Langkah lebarnya terhenti di dekat pintu lapangan basket, telinganya mendengar suara pantulan bola basket. Lelaki itu memelankan langkahnya memasuki, matanya menangkap objek seseorang yang tengah bermain basket seorang diri. Melempar bola basket ke dalam ring dengan kuat-kuat namun selalu meleset. Berlari lagi untuk mengambil bolanya, dan melemparkannya lagi. Peluh membasahi dahinya, penampilan seragamnya begitu kacau sama seperti wajah gadis itu.

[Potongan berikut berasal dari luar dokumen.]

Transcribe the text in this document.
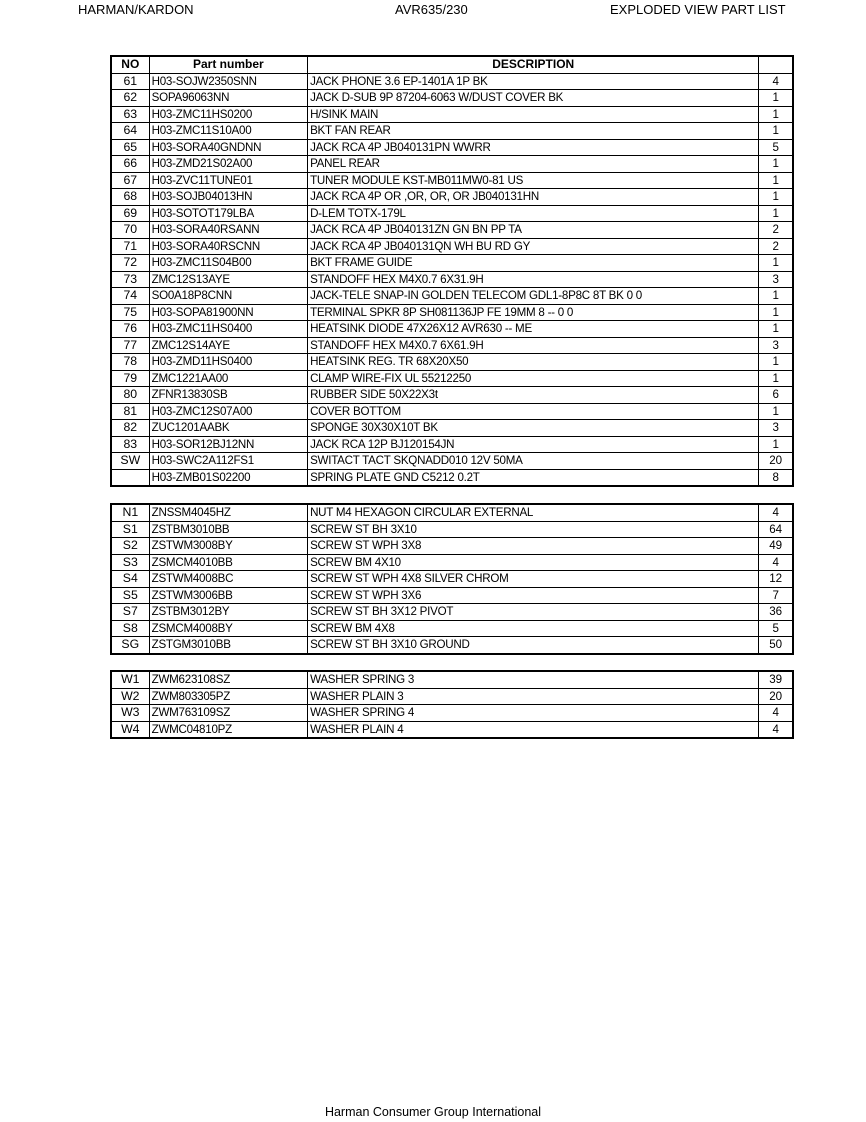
HARMAN/KARDON	AVR635/230	EXPLODED VIEW PART LIST
NO	Part number	DESCRIPTION	
61	H03-SOJW2350SNN	JACK PHONE 3.6 EP-1401A 1P BK	4
62	SOPA96063NN	JACK D-SUB 9P 87204-6063 W/DUST COVER BK	1
63	H03-ZMC11HS0200	H/SINK MAIN	1
64	H03-ZMC11S10A00	BKT FAN REAR	1
65	H03-SORA40GNDNN	JACK RCA 4P JB040131PN WWRR	5
66	H03-ZMD21S02A00	PANEL REAR	1
67	H03-ZVC11TUNE01	TUNER MODULE KST-MB011MW0-81 US	1
68	H03-SOJB04013HN	JACK RCA 4P OR ,OR, OR, OR JB040131HN	1
69	H03-SOTOT179LBA	D-LEM TOTX-179L	1
70	H03-SORA40RSANN	JACK RCA 4P JB040131ZN GN BN PP TA	2
71	H03-SORA40RSCNN	JACK RCA 4P JB040131QN WH BU RD GY	2
72	H03-ZMC11S04B00	BKT FRAME GUIDE	1
73	ZMC12S13AYE	STANDOFF HEX M4X0.7 6X31.9H	3
74	SO0A18P8CNN	JACK-TELE SNAP-IN GOLDEN TELECOM GDL1-8P8C 8T BK 0 0	1
75	H03-SOPA81900NN	TERMINAL SPKR 8P SH081136JP FE 19MM 8 -- 0 0	1
76	H03-ZMC11HS0400	HEATSINK DIODE 47X26X12 AVR630 -- ME	1
77	ZMC12S14AYE	STANDOFF HEX M4X0.7 6X61.9H	3
78	H03-ZMD11HS0400	HEATSINK REG. TR 68X20X50	1
79	ZMC1221AA00	CLAMP WIRE-FIX UL 55212250	1
80	ZFNR13830SB	RUBBER SIDE 50X22X3t	6
81	H03-ZMC12S07A00	COVER BOTTOM	1
82	ZUC1201AABK	SPONGE 30X30X10T BK	3
83	H03-SOR12BJ12NN	JACK RCA 12P BJ120154JN	1
SW	H03-SWC2A112FS1	SWITACT TACT SKQNADD010 12V 50MA	20
	H03-ZMB01S02200	SPRING PLATE GND C5212 0.2T	8
N1	ZNSSM4045HZ	NUT M4 HEXAGON CIRCULAR EXTERNAL	4
S1	ZSTBM3010BB	SCREW ST BH 3X10	64
S2	ZSTWM3008BY	SCREW ST WPH 3X8	49
S3	ZSMCM4010BB	SCREW BM 4X10	4
S4	ZSTWM4008BC	SCREW ST WPH 4X8 SILVER CHROM	12
S5	ZSTWM3006BB	SCREW ST WPH 3X6	7
S7	ZSTBM3012BY	SCREW ST BH 3X12 PIVOT	36
S8	ZSMCM4008BY	SCREW BM 4X8	5
SG	ZSTGM3010BB	SCREW ST BH 3X10 GROUND	50
W1	ZWM623108SZ	WASHER SPRING 3	39
W2	ZWM803305PZ	WASHER PLAIN 3	20
W3	ZWM763109SZ	WASHER SPRING 4	4
W4	ZWMC04810PZ	WASHER PLAIN 4	4
Harman Consumer Group International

Lelaki itu menaruh buku SBMPTNnya di bangku, lalu berjalan menghampiri gadis itu. Deru nafas gadis itu terdengar tak beraturan, ia belum menyadari kehadirannya. Ara berlari kecil sembari mendribble bola basket ditangannya, gerakannya memelan sejenak saat melihat seseorang sedang berdiri tak jauh darinya, setelahnya Ara kembali mendribble dan melempar bolanya ke ring dan lemparannya meleset, lagi. Lelaki itu berlari dan mengambil bola basketnya, mendribblenya dan melemparkan bola tersebut ke ring hanya menggunakan satu tangan. Dannn shootttt, lemparannya tepat memasuki ring. Tangan besarnya kembali mengambil bola, dan mengoper bola tersebut kepada gadis di depannya yang tengah bergeming. Ara tidak menangkap bola tersebut, tidak juga bergerak. Ia hanya mematung di tempatnya.